You have always marched to the beat of your own drum. You took shoe design to a whole other level and did it unabashedly, unapologetically. Where did that attitude come from? Were you just born that way?

No, not at all. I never had a fashion background. I never went to university. I'm dyslexic. I never went to art school. So you can almost say that the business, for me, has been an exercise in me finding out about myself, finding out that I can do things, finding out that what I think is okay. And I hope that encourages people to go and do things. There isn't a wrong. We don't have to follow trends. Following trends doesn't mean that it's right, in fact, it's actually more difficult. Let's be ourselves.

But I'm sure there were times when it was scary for you. There are obviously no guarantees when you do something that it's going to be that original, that unique…

It's true. It's not easy when everyone else is wearing high spiky pointy things to come out with a squat round thing in bright colours. But at the same time there are people out there who appreciate it, and I have loyal customers. I have the blog "Fluevog Friday," where there are people who are just independently following the brand.

The notion of buying shoes online has become increasingly popular.

You've got these impressive bricks and mortar outlets, but how does that compare to what you're doing here on ground level? Well, it's been growing all the time. My stores are like a window to the Internet. Somebody may not buy the first time they come in, but they'll have seen the store, and they'll have confidence because they see the product in the environment. Then when they go home and see it on their screen, they have a better sense of it. We sell a lot of shoes online.

Obviously you're happy to sell shoes anyway you can, but do you think your approach to retail will change much, or will you always be adamant about having your stores as fixtures?

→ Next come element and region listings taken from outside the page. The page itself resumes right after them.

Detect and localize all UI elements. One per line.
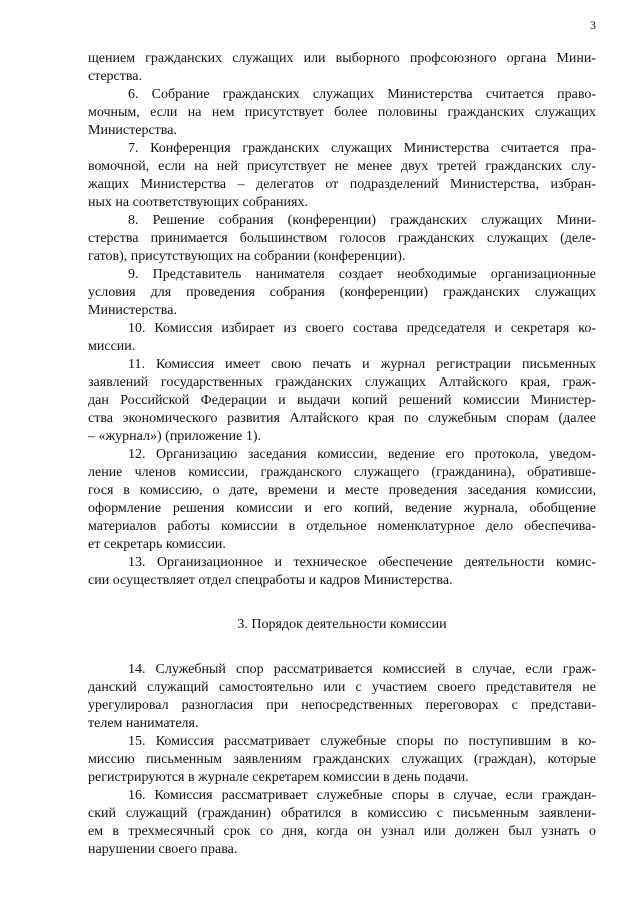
text-line: урегулировал разногласия при непосредственных переговорах с представи- bbox=[88, 698, 596, 713]
text-line: 8. Решение собрания (конференции) гражданских служащих Мини- bbox=[128, 213, 596, 228]
text-line: 9. Представитель нанимателя создает необходимые организационные bbox=[128, 267, 596, 282]
text-line: регистрируются в журнале секретарем комиссии в день подачи. bbox=[88, 770, 469, 785]
text-line: заявлений государственных гражданских служащих Алтайского края, граж- bbox=[88, 375, 596, 390]
text-line: 14. Служебный спор рассматривается комиссией в случае, если граж- bbox=[128, 662, 596, 677]
section-heading: 3. Порядок деятельности комиссии bbox=[237, 617, 447, 632]
text-line: стерства. bbox=[88, 69, 143, 84]
page-number: 3 bbox=[590, 18, 596, 32]
text-line: Министерства. bbox=[88, 123, 177, 138]
text-line: ных на соответствующих собраниях. bbox=[88, 195, 308, 210]
text-line: миссии. bbox=[88, 339, 136, 354]
text-line: стерства принимается большинством голосов гражданских служащих (деле- bbox=[88, 231, 596, 246]
text-line: ет секретарь комиссии. bbox=[88, 537, 226, 552]
text-line: оформление решения комиссии и его копий, ведение журнала, обобщение bbox=[88, 501, 596, 516]
text-line: 7. Конференция гражданских служащих Министерства считается пра- bbox=[128, 141, 596, 156]
text-line: 12. Организацию заседания комиссии, ведение его протокола, уведом- bbox=[128, 447, 596, 462]
paragraph-15 bbox=[88, 733, 596, 787]
text-line: телем нанимателя. bbox=[88, 716, 199, 731]
text-line: данский служащий самостоятельно или с участием своего представителя не bbox=[88, 680, 596, 695]
paragraph-12 bbox=[88, 446, 596, 554]
text-line: жащих Министерства – делегатов от подразделений Министерства, избран- bbox=[88, 177, 596, 192]
text-line: сии осуществляет отдел спецработы и кадров Министерства. bbox=[88, 573, 453, 588]
text-line: ление членов комиссии, гражданского служащего (гражданина), обративше- bbox=[88, 465, 596, 480]
text-line: нарушении своего права. bbox=[88, 842, 238, 857]
paragraph-9 bbox=[88, 266, 596, 320]
paragraph-10 bbox=[88, 320, 596, 356]
document-body bbox=[88, 50, 596, 859]
text-line: материалов работы комиссии в отдельное номенклатурное дело обеспечива- bbox=[88, 519, 596, 534]
paragraph-continuation bbox=[88, 50, 596, 86]
text-line: 16. Комиссия рассматривает служебные споры в случае, если граждан- bbox=[128, 788, 596, 803]
text-line: миссию письменным заявлениям гражданских служащих (граждан), которые bbox=[88, 752, 596, 767]
text-line: мочным, если на нем присутствует более половины гражданских служащих bbox=[88, 105, 596, 120]
paragraph-16 bbox=[88, 787, 596, 859]
text-line: Министерства. bbox=[88, 303, 177, 318]
text-line: 15. Комиссия рассматривает служебные споры по поступившим в ко- bbox=[128, 734, 596, 749]
text-line: условия для проведения собрания (конференции) гражданских служащих bbox=[88, 285, 596, 300]
text-line: ства экономического развития Алтайского края по служебным спорам (далее bbox=[88, 411, 596, 426]
text-line: гося в комиссию, о дате, времени и месте проведения заседания комиссии, bbox=[88, 483, 596, 498]
text-line: – «журнал») (приложение 1). bbox=[88, 429, 261, 444]
text-line: 13. Организационное и техническое обеспечение деятельности комис- bbox=[128, 555, 596, 570]
paragraph-13 bbox=[88, 554, 596, 590]
text-line: 10. Комиссия избирает из своего состава председателя и секретаря ко- bbox=[128, 321, 596, 336]
paragraph-8 bbox=[88, 212, 596, 266]
text-line: ем в трехмесячный срок со дня, когда он узнал или должен был узнать о bbox=[88, 824, 596, 839]
text-line: вомочной, если на ней присутствует не менее двух третей гражданских слу- bbox=[88, 159, 596, 174]
text-line: ский служащий (гражданин) обратился в комиссию с письменным заявлени- bbox=[88, 806, 596, 821]
text-line: 6. Собрание гражданских служащих Министерства считается право- bbox=[128, 87, 596, 102]
paragraph-14 bbox=[88, 661, 596, 733]
paragraph-6 bbox=[88, 86, 596, 140]
text-line: дан Российской Федерации и выдачи копий решений комиссии Министер- bbox=[88, 393, 596, 408]
text-line: щением гражданских служащих или выборного профсоюзного органа Мини- bbox=[88, 51, 596, 66]
text-line: 11. Комиссия имеет свою печать и журнал регистрации письменных bbox=[128, 357, 596, 372]
text-line: гатов), присутствующих на собрании (конференции). bbox=[88, 249, 406, 264]
paragraph-11 bbox=[88, 356, 596, 446]
paragraph-7 bbox=[88, 140, 596, 212]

I like that my stores have a good sense of reflection of me as a person. Call me an egomaniac, but I just like the way that feels. So yeah, I love my retail stores!

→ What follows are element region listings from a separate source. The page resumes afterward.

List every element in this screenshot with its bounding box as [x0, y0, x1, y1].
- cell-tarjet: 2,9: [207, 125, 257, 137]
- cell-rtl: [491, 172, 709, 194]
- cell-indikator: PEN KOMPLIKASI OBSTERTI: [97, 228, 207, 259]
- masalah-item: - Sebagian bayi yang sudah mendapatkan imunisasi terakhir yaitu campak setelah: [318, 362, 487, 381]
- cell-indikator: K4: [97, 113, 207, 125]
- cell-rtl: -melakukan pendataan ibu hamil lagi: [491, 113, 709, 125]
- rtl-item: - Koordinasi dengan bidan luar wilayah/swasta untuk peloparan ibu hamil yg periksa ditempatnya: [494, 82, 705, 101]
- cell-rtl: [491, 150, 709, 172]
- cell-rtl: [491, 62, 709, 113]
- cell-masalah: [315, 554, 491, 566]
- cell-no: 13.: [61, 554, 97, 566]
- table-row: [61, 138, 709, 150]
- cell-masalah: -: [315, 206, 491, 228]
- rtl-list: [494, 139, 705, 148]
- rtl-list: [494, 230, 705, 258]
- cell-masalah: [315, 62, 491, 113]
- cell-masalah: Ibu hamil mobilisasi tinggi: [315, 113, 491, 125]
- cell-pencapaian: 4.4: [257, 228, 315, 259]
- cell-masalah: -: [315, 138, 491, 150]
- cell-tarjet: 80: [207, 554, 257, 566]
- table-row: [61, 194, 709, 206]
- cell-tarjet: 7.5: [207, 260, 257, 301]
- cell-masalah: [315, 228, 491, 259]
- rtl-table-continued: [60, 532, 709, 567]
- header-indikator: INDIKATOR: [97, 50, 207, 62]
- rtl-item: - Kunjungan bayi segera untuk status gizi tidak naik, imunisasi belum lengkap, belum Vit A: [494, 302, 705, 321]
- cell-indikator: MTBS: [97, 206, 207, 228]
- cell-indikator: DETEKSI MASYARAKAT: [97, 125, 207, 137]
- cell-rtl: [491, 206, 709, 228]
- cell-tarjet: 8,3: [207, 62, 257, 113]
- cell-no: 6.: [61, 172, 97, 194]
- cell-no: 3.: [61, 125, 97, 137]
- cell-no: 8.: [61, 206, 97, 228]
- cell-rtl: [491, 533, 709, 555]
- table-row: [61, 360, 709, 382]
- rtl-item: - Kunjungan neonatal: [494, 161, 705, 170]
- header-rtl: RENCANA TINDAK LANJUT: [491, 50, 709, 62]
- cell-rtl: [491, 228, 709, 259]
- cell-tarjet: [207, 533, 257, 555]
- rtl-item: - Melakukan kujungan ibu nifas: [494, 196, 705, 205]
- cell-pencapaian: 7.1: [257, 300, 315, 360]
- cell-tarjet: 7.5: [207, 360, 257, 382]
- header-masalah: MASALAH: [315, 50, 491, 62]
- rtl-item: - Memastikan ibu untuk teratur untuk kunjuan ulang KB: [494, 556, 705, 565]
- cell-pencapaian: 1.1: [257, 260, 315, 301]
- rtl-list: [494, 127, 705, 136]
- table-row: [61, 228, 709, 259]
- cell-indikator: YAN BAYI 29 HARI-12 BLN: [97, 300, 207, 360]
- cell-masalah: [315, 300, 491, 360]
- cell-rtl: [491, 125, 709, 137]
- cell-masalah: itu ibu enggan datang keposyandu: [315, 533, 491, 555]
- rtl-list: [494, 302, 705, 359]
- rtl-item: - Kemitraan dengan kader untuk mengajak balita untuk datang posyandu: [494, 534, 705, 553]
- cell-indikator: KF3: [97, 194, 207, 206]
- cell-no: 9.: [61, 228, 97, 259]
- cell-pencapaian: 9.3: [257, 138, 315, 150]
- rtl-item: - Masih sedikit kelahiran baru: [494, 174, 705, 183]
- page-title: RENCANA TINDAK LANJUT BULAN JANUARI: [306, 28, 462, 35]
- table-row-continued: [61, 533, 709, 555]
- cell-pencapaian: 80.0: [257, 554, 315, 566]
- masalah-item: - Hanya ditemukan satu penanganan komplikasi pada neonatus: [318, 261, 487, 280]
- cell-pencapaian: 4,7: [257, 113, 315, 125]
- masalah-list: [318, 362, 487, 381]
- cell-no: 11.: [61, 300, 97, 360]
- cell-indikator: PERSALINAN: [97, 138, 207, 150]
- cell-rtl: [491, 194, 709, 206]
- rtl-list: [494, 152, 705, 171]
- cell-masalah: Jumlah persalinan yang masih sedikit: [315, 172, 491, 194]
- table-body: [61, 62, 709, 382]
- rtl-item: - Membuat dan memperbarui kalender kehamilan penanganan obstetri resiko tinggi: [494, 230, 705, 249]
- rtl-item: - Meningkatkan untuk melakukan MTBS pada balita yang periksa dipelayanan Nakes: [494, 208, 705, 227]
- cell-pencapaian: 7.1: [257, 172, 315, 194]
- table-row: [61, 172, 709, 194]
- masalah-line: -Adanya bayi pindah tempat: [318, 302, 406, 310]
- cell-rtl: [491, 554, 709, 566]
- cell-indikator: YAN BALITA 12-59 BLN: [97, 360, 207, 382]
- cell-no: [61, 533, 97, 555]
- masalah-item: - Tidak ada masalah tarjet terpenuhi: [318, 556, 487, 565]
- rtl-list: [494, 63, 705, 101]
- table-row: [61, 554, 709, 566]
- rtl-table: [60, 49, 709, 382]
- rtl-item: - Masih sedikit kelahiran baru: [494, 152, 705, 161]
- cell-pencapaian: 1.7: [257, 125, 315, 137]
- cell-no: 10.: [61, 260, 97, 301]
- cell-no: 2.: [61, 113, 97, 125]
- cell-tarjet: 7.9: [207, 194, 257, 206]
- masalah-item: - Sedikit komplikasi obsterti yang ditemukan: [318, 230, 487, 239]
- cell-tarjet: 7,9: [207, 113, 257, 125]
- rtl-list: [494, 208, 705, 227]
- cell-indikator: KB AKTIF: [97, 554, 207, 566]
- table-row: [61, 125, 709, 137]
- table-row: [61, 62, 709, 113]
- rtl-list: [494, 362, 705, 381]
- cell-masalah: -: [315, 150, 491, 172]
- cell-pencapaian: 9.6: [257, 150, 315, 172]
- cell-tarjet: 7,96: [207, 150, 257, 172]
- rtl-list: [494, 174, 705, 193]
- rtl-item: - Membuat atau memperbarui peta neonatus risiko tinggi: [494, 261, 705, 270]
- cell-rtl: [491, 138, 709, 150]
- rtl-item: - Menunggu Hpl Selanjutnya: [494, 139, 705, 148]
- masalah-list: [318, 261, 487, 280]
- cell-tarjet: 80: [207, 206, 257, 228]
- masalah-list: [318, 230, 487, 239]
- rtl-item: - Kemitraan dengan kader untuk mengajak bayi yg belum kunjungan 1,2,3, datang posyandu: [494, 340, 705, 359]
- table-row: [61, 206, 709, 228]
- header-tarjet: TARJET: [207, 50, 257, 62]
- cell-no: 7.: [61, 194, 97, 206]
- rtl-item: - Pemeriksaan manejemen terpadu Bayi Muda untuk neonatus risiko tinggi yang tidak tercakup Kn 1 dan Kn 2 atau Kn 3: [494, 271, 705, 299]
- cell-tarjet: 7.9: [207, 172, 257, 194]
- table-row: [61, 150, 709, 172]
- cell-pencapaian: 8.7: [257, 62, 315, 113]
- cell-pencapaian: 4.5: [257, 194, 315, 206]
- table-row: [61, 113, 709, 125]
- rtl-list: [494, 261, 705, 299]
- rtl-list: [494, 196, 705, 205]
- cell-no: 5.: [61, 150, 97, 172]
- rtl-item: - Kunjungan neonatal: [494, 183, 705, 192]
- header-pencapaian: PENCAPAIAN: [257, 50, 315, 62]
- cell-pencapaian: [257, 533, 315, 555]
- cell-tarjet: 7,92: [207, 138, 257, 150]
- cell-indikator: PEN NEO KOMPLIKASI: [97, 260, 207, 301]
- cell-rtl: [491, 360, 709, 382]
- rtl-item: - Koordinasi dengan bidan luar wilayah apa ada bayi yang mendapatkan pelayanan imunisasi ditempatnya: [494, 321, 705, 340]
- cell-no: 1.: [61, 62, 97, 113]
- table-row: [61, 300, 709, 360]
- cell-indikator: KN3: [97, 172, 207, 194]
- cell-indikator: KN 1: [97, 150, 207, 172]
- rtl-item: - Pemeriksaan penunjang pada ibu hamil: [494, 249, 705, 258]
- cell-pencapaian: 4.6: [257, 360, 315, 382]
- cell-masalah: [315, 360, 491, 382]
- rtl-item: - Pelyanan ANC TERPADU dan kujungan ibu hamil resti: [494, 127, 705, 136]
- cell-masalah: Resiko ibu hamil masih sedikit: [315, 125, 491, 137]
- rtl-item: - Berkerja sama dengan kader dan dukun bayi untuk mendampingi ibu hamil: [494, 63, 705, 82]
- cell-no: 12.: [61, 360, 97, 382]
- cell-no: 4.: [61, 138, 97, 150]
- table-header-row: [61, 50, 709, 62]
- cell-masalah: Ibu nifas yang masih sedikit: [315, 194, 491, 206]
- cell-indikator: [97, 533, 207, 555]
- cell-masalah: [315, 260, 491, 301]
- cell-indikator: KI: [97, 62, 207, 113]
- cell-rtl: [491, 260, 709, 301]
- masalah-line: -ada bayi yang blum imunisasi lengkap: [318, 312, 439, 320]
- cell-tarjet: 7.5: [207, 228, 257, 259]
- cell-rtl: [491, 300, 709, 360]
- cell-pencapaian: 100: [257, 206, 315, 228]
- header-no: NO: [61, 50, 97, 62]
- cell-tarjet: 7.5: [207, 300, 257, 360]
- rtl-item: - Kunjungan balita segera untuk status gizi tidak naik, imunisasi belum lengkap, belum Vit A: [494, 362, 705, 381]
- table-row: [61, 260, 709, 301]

How driven are you these days? Are you at a stage of your life now when you feel less angsty about things?

I'm angsty every day of my life! As you can imagine, there are a lot of wheels flying around in a company like mine. There are factories all around the world, I've got leathers importing into different places, I've got price issues I'm dealing with, I've got all the heels and components, and I've got 3-D images flying around, I've got stuff in all the retail stores – inventory control issues and cash flows. So there is that side of me. But I guess I have two sides to my brain. I can go to this one that lets it all go and I just go zooming off, and the other side I come back and I come into a retail store and I go, "Get this store cleaned up, it's a mess! I want this changed, get me that fixed, blah blah blah," because it's business right? I have to have both.

What excites you the most now, looking toward the future?

You know what gets me going? Shoes. I love doing them. I see things in my mind's eye and then I enjoy being able to draw them. And I give them to my design team, and they go off and produce them. And then when I start to see it emerge as a collection, it's fun. It's exciting. And I like working on cars and customizing them and I like building my apartment and homes and furniture and stuff. As a designer, you like designing, right? I've always been interested in how things look. It's important to me. I will go to no end just to change some tiny little detail because I don't like the way it looks. So I just love how lines and shapes and colours make people feel. When I'm designing things, I have a sense of how things are going to make somebody feel. It's an emotion, and that's what fashion is all about: It's a feel-good thing. And it's a way of telling people who we are, what we're up to. And I believe it's a way of communicating with the creator. I think we're all made individually, we're all made perfectly, there's no mistake with whatever we are and who are… It's taking this pleasure in who we are.

This interview has been condensed and edited.